Keine Panik: 3 Tipps, die helfen, wenn das MacBook Probleme macht

Der Bildschirm bleibt schwarz oder das wiederholte Mausklicken bringt keine Reaktion? Es gibt verschiedenste technische Probleme, die bei einem MacBook auftreten können. Auch wenn sie unangenehm sind – zur totalen Verzweiflung müssen sie nicht führen. Die folgenden 3 Tipps helfen, das MacBook wieder zugange zu bringen, wenn es nicht so funktioniert, wie es eigentlich sollte.

Tipp #1: Das MacBook reparieren lassen

Es gibt Schäden am MacBook, die nicht selbst behoben werden können. Nach einem unglücklichen Sturz kann zum Beispiel das Display zerkratzt oder zersprungen sein. Der Akku lässt sich vielleicht nicht mehr aufladen oder das MacBook hat einen Wasserschaden erlitten.

MacBook reparieren lassen
Schäden an der Hardware sollten repariert werden. © Africa Studio – stock.adobe.com

Um möglichst umweltschonend mit den Defekten umzugehen, sollte man überprüfen, ob diese behoben werden können. Eine MacBook-Reparatur ist in jedem Fall nachhaltiger als die Anschaffung eines brandneuen Gerätes.

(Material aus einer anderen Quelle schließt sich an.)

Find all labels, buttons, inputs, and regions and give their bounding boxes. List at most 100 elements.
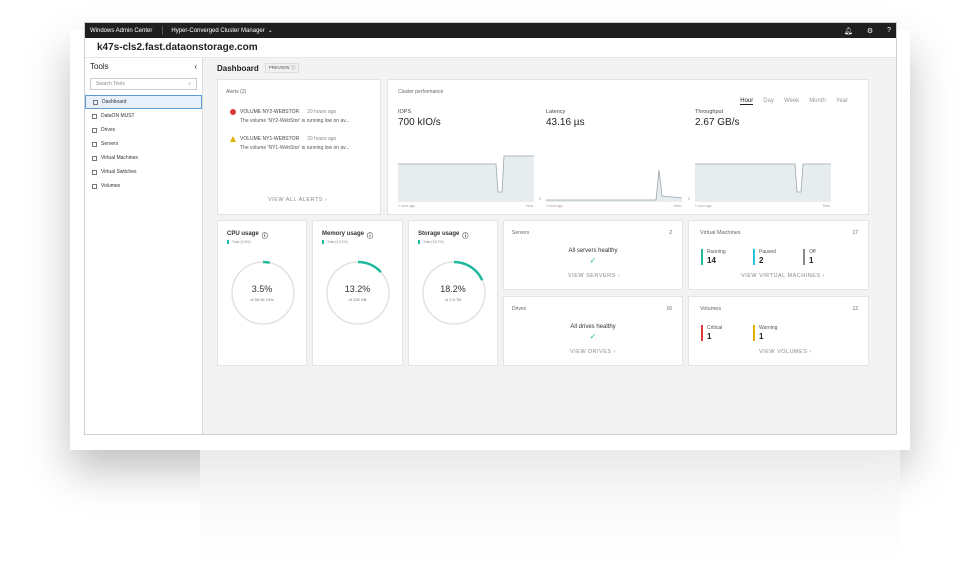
memory-usage-value: 13.2% <box>344 284 371 294</box>
manager-dropdown[interactable]: Hyper-Converged Cluster Manager ⌄ <box>171 27 272 35</box>
alerts-card: Alerts (2) VOLUME NY2-WEBSTOR 20 hours ag… <box>217 79 381 215</box>
servers-card: Servers 2 All servers healthy ✓ VIEW SER… <box>503 220 683 290</box>
memory-usage-card: Memory usage ⓘ Total (13.2%) 13.2% of 128… <box>312 220 403 366</box>
link-label: VIEW VOLUMES <box>759 349 808 355</box>
throughput-chart <box>695 163 831 202</box>
cpu-usage-title-text: CPU usage <box>227 231 259 237</box>
collapse-chevron-icon[interactable]: ‹ <box>194 62 197 71</box>
iops-area <box>398 156 534 202</box>
alert-item[interactable]: VOLUME NY1-WEBSTOR 20 hours ago The volum… <box>230 136 350 151</box>
sidebar-header: Tools ‹ <box>85 58 202 75</box>
stat-label: Off <box>809 249 816 255</box>
time-range-tabs: Hour Day Week Month Year <box>740 98 848 105</box>
stat-value: 14 <box>707 256 716 265</box>
link-label: VIEW SERVERS <box>568 273 616 279</box>
view-drives-link[interactable]: VIEW DRIVES › <box>570 349 616 355</box>
alert-body: The volume 'NY1-WebStor' is running low … <box>240 145 350 151</box>
cpu-usage-legend: Total (3.5%) <box>227 240 251 244</box>
stat-value: 2 <box>759 256 764 265</box>
throughput-line <box>695 163 831 193</box>
throughput-axis-start: 1 hour ago <box>695 204 712 208</box>
server-icon <box>92 141 97 147</box>
tab-year[interactable]: Year <box>835 98 848 104</box>
iops-label: IOPS <box>398 109 412 115</box>
view-servers-link[interactable]: VIEW SERVERS › <box>568 273 621 279</box>
stat-value: 1 <box>809 256 814 265</box>
sidebar-item-dataon-must[interactable]: DataON MUST <box>85 109 202 123</box>
latency-axis-zero: 0 <box>539 197 541 201</box>
storage-donut <box>421 260 487 326</box>
alert-time: 20 hours ago <box>307 136 337 142</box>
throughput-axis-end: Now <box>823 204 831 208</box>
notification-bell-icon[interactable]: 🔔︎ <box>843 27 853 35</box>
iops-value: 700 kIO/s <box>398 117 441 128</box>
view-volumes-link[interactable]: VIEW VOLUMES › <box>759 349 812 355</box>
volume-icon <box>92 183 97 189</box>
sidebar-item-virtual-machines[interactable]: Virtual Machines <box>85 151 202 165</box>
tab-week[interactable]: Week <box>783 98 800 104</box>
sidebar-item-label: Virtual Switches <box>101 169 137 175</box>
link-label: VIEW ALL ALERTS <box>268 197 323 203</box>
view-virtual-machines-link[interactable]: VIEW VIRTUAL MACHINES › <box>741 273 825 279</box>
main-content: Dashboard PREVIEW ⓘ Alerts (2) VOLUME NY… <box>203 58 896 434</box>
stat-label: Critical <box>707 325 723 331</box>
storage-usage-detail: of 2.5 TB <box>444 297 462 302</box>
help-icon[interactable]: ? <box>887 26 891 34</box>
storage-usage-arc <box>421 260 487 326</box>
memory-usage-legend: Total (13.2%) <box>322 240 348 244</box>
app-window: Windows Admin Center Hyper-Converged Clu… <box>84 22 897 435</box>
iops-axis-end: Now <box>526 204 534 208</box>
memory-usage-title-text: Memory usage <box>322 231 365 237</box>
storage-usage-title-text: Storage usage <box>418 231 460 237</box>
host-name: k47s-cls2.fast.dataonstorage.com <box>85 38 896 58</box>
vm-stat-running[interactable]: Running 14 <box>701 249 726 265</box>
vm-stat-paused[interactable]: Paused 2 <box>753 249 776 265</box>
memory-usage-detail: of 128 GB <box>348 297 367 302</box>
iops-chart <box>398 155 534 202</box>
info-icon[interactable]: ⓘ <box>462 234 469 240</box>
app-title[interactable]: Windows Admin Center <box>90 27 153 34</box>
search-input[interactable]: Search Tools ⌕ <box>90 78 197 90</box>
tab-day[interactable]: Day <box>763 98 774 104</box>
servers-count: 2 <box>669 230 672 236</box>
home-icon <box>93 99 98 105</box>
sidebar-item-volumes[interactable]: Volumes <box>85 179 202 193</box>
alert-name: VOLUME NY1-WEBSTOR <box>240 136 300 142</box>
vms-title: Virtual Machines <box>700 230 741 236</box>
sidebar: Tools ‹ Search Tools ⌕ Dashboard DataON … <box>85 58 203 434</box>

Es besteht durchaus die Möglichkeit, dass die beschädigte Hardware ausgetauscht und der Wasserschaden beseitigt werden kann.

Tipp #2: Das MacBook beschleunigen

Ist das MacBook ungewöhnlich langsam, kann das verschiedene Gründe haben. Wird zum Beispiel die Festplatte immer voller, ist es nicht verwunderlich, wenn die Reaktionszeit des Apple-Rechners immer länger wird. Hier bietet es sich an, die Festplatte gründlich aufzuräumen. Software für diesen Zweck gibt es genug, etwa das Programm CleanMyMac X – dieses weiß ganz genau, was gelöscht werden darf.

Die MacOS-Version ist entscheidend für die Leistungsfähigkeit des MacBooks. Ist sie veraltet, kann das der Grund sein, warum das MacBook so langsam ist. Aus diesem Grund ist es wichtig, die MacOS regelmäßig auf die neueste Version zu aktualisieren.

Tipp #3: Das MacBook im Safe-Mode hochladen

Wenn Programme nicht mehr richtig ausgeführt werden, lässt sich dieses Problem oft schon durch einen Neustart beheben. Der Trick dabei: Wird der Apple-Rechner im abgesicherten Modus hochgefahren (Safe Mode), wird das System automatisch auf mögliche Fehler überprüft. Diese können dann idealerweise vom Gerät selbst behoben werden.

Mann hantiert mit MacBook
Ein Neustart kann viele Probleme lösen. © amixstudio – stock.adobe.com

Hierzu schaltet man das MacBook zunächst vollkommen aus. Danach startet man das Gerät, während man die Shift-Taste durchgehend gedrückt hält, und zwar so lange, bis der Start-Ton des MacBooks ertönt. Im Anschluss startet man das Gerät nochmal neu – diese Mal aber ohne die Shift-Taste zu drücken. So lässt sich überprüfen, ob das System die Probleme selbst beheben konnte.

Wenn das MacBook nicht richtig funktioniert, hat das immer bestimmte Gründe. Manche der technischen Probleme können selbst behoben werden. Bei anderen – vor allem, wenn es sich um beschädigte Hardware handelt – sucht man besser einen Spezialisten für eine Reparatur auf.